You have to find your own way to where you want to be. There’s no right or wrong way to go about becoming a poet or a writer. I think if you’re going to be a writer, like being an artist, you will just be it, you won’t learn it. You’ll learn tools and skills and learn about the giants you’re standing on, but you won’t learn the thing that comes bubbling up out of your chest, like ectoplasm, desperate to form itself on the page. That’s the thing that can’t be taught. Ted Hughes famously abandoned his English literature degree because he felt it was stunting his creative writing. I have felt like that at times. But I think I have too much of a working class mentality to assume that I will make money from writing, and yes, shock horror, I want to be paid for my work.
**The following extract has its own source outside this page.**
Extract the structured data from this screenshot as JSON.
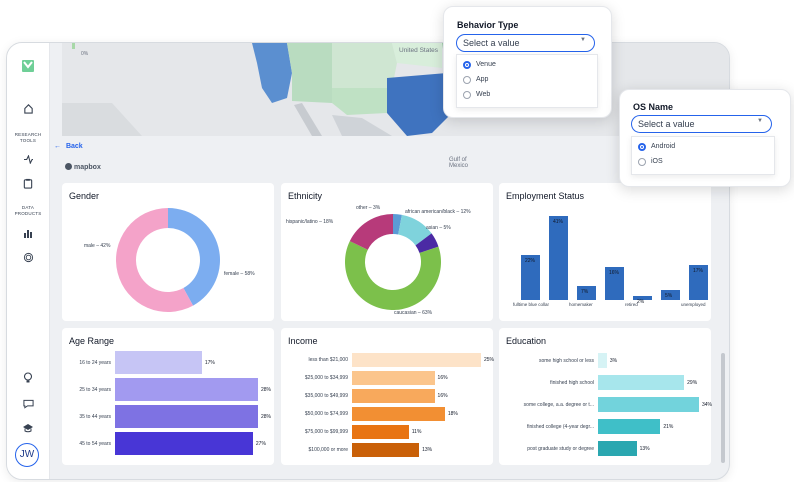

I must have a back up plan and that is lecturing, teaching, mentoring and that’s what my education has bought me, something on paper that says I am qualified to do this. The negative voice can’t argue with that very well. And I love it, I really do. I love learning and I love teaching, especially one to one. But I never forget Hughes and the Thought Fox, and that decision to rely on his wits and on his talent, and I find it reassuring, because the lad did OK, didn’t he.